In the metropolis of the christian world, this vocation is openly exercised.* This was without doubt one of the reasons for the excessive rigour of the protestants.
At Venice, the profession of a courtezan was publicly authorized under the republic.
In the capital of Holland, houses of this nature receive a licence from the magistrate.
Retif de la Bretonne published an ingenious work, entitled Pornographe, in which he proposed to government to found an institution, subject to regulations, for the reception and government of prostitutes.
The toleration of this evil is useful in some respects in great towns: its prohibition is useless; it has even particular inconveniences.
The hospitals established in London for repentant girls are good institutions: but those who regard prostitution with absolute rigour are not consistent with themselves, when they approve of these charitable foundations. If they reform some, they encourage others. The hospital at Chelsea, is it not an encouragement for soldiers? and that at Greenwich, for sailors?
It would be desirable to institute annuities, commencing at a certain age: these annuities should be adapted to this sad condition, in which the period of harvest is necessarily short, but in which there are sometimes considerable profits.

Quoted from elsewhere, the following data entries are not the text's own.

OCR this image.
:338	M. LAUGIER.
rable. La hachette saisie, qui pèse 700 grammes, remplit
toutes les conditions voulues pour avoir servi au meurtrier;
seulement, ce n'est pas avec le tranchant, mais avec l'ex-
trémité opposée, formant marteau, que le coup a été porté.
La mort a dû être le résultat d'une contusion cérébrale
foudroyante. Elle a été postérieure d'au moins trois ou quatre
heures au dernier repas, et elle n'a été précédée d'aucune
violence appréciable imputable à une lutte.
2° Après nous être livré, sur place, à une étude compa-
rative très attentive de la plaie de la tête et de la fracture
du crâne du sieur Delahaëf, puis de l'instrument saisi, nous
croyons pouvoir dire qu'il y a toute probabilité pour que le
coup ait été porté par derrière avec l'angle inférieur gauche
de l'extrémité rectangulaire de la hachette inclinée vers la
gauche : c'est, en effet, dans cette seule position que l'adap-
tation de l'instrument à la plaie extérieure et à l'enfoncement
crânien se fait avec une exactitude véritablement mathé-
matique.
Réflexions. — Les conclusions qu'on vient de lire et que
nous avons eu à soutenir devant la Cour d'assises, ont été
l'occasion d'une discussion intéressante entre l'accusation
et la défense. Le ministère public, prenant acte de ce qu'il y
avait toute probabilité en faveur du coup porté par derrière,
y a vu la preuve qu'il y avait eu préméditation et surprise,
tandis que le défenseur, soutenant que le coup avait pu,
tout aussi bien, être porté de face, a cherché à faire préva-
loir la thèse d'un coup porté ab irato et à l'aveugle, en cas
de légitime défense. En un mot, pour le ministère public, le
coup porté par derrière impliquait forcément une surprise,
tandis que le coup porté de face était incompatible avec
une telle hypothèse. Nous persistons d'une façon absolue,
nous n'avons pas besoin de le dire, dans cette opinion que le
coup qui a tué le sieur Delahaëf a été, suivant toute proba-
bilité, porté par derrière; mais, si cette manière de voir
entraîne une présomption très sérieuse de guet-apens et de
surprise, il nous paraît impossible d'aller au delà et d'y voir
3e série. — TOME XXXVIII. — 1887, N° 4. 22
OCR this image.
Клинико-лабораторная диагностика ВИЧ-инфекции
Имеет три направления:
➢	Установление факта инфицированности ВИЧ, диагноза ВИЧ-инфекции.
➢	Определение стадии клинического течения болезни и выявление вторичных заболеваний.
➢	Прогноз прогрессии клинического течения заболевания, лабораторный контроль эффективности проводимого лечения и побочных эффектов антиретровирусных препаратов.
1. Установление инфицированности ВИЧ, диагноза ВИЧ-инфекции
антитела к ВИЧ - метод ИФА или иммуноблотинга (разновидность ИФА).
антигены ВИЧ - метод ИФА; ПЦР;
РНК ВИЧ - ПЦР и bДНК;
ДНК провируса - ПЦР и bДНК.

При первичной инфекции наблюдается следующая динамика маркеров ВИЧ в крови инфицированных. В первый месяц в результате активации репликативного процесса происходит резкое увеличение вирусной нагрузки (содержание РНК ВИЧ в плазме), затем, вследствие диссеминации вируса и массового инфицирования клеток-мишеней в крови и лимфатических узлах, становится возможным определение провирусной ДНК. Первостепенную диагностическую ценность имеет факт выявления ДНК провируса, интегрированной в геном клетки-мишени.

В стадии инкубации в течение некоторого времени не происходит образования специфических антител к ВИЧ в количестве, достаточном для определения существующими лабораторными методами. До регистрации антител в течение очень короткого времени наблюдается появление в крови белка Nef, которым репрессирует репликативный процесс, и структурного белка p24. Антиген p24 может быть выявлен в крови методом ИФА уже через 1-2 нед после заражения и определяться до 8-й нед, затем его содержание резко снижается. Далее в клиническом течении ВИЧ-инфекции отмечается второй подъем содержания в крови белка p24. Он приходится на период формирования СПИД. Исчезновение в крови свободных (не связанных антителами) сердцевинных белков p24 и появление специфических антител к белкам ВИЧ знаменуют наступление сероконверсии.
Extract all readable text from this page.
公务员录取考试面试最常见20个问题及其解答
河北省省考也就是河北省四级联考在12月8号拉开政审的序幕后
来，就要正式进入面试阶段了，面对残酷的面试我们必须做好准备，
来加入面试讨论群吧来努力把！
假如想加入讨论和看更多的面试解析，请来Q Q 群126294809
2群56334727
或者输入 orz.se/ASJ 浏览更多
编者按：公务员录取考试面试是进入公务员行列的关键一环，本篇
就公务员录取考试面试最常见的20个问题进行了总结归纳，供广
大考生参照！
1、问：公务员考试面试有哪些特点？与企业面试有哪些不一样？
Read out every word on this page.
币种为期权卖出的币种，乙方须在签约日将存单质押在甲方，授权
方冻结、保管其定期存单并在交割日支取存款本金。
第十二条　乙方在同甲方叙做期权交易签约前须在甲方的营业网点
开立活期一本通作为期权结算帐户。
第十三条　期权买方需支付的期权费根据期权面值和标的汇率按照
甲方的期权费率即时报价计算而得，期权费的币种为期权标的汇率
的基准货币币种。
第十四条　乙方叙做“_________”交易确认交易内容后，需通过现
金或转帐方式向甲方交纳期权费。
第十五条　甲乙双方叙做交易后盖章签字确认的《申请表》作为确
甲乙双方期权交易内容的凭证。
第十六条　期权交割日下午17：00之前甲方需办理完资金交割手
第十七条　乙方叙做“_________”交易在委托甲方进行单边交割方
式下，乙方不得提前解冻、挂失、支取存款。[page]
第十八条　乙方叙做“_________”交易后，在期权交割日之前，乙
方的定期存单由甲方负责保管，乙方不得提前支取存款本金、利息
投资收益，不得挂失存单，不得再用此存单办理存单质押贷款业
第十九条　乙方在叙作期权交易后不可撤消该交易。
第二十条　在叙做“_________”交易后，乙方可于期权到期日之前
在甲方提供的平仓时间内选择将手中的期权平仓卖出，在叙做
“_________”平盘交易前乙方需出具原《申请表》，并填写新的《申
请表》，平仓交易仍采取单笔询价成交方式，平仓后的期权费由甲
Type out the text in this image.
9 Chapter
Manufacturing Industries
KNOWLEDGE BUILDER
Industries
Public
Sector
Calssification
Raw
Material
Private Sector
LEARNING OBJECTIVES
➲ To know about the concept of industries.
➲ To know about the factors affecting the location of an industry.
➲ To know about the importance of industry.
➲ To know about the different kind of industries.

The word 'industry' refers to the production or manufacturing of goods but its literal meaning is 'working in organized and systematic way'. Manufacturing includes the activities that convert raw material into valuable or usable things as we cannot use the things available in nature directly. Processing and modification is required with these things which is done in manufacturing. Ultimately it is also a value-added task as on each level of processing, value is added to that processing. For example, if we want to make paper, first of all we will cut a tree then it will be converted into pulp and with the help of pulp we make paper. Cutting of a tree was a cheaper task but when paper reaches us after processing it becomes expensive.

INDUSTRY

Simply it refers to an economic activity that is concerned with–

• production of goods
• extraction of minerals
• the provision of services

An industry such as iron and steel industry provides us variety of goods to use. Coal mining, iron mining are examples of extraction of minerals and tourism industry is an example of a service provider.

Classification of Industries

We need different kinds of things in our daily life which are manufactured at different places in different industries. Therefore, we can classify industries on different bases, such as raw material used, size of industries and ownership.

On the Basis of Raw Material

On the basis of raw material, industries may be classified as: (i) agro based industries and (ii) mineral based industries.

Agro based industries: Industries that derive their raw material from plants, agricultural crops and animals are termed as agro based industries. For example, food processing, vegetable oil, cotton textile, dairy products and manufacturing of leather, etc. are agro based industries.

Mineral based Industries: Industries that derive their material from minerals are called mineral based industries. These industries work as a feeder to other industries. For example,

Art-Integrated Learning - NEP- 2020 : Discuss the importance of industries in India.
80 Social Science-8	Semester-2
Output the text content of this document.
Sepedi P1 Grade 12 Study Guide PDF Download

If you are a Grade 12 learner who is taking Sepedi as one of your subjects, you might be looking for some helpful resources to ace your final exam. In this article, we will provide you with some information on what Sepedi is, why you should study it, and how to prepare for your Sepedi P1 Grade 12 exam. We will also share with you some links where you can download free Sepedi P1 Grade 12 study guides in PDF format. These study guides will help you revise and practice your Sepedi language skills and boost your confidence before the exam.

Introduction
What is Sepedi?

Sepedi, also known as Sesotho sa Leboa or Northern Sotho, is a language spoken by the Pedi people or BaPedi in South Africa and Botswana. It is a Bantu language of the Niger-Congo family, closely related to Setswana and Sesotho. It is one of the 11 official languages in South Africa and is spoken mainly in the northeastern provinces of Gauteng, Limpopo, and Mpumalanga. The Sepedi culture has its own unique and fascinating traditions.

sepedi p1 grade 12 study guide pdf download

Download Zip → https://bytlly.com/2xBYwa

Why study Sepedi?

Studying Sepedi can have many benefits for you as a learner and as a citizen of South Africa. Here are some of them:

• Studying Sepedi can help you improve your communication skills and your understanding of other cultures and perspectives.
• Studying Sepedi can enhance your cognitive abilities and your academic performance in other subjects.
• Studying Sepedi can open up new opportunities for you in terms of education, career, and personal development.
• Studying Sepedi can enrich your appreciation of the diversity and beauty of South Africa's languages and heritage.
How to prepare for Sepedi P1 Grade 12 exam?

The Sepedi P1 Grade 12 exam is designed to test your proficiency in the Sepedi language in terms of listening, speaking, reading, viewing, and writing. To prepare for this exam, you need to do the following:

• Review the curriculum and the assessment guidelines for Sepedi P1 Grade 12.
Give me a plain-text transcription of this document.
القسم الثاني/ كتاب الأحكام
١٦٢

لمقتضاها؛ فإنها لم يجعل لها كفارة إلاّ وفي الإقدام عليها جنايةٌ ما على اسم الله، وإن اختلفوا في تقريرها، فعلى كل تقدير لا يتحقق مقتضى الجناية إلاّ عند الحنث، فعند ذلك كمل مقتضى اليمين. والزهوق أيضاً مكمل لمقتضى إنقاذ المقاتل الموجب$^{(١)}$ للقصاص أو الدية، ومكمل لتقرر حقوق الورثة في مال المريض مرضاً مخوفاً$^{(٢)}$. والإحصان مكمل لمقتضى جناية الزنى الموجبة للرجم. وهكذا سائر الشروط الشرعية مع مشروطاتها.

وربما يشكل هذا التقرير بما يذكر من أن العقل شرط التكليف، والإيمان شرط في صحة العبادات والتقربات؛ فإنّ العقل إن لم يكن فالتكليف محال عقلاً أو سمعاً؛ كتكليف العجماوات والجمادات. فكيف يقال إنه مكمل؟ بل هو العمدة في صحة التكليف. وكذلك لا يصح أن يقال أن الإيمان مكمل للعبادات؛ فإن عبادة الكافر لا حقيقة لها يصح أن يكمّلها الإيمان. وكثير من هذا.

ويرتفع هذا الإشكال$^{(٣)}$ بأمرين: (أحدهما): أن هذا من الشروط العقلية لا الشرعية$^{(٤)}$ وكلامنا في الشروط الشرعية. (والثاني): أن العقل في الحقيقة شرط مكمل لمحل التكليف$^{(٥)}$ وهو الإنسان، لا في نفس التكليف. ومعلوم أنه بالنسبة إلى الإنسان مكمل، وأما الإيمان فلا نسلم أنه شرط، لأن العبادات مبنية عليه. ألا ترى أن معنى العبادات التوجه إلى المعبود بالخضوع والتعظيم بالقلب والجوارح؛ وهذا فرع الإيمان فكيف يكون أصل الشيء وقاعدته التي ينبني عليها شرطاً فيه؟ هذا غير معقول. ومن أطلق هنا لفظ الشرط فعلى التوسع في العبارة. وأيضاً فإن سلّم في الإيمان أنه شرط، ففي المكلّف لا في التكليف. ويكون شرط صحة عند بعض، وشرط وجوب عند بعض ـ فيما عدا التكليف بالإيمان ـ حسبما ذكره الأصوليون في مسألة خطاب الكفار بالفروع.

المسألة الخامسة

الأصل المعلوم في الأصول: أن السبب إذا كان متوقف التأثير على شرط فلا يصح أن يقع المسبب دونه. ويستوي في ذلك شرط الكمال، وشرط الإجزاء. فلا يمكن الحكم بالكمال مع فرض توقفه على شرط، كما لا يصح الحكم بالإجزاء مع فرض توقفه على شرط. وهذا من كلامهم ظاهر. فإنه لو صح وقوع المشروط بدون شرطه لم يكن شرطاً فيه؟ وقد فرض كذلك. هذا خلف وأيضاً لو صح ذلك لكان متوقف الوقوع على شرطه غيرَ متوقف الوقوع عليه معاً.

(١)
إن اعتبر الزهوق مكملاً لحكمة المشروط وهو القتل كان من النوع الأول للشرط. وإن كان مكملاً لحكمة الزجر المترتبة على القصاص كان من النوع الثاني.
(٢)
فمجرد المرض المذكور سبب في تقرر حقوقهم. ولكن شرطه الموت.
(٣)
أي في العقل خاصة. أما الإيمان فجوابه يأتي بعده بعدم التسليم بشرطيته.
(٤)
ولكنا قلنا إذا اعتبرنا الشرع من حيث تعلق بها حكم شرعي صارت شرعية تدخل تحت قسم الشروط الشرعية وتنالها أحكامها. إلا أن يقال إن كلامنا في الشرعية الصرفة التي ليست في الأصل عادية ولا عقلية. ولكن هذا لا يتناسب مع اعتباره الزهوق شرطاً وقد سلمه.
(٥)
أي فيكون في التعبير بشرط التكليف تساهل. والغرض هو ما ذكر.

The spirit of economy springs up with little encouragement, and always goes on increasing a sum too small to offer any resource, as actual capital may yield a considerable annuity at a distant period.
Upon points of morality, where there are contested questions, it is well to consult the laws of different nations. This is to the mind a species of travelling. In the course of this exercise, whilst the usages of other nations pass in review before us, we become disengaged from local and national prejudices.
[* ]Written in 1782.
[* ]Written 1782. This is not true at this time, 1820. It remains to be seen if this severity be beneficial to good manners.—Dumont.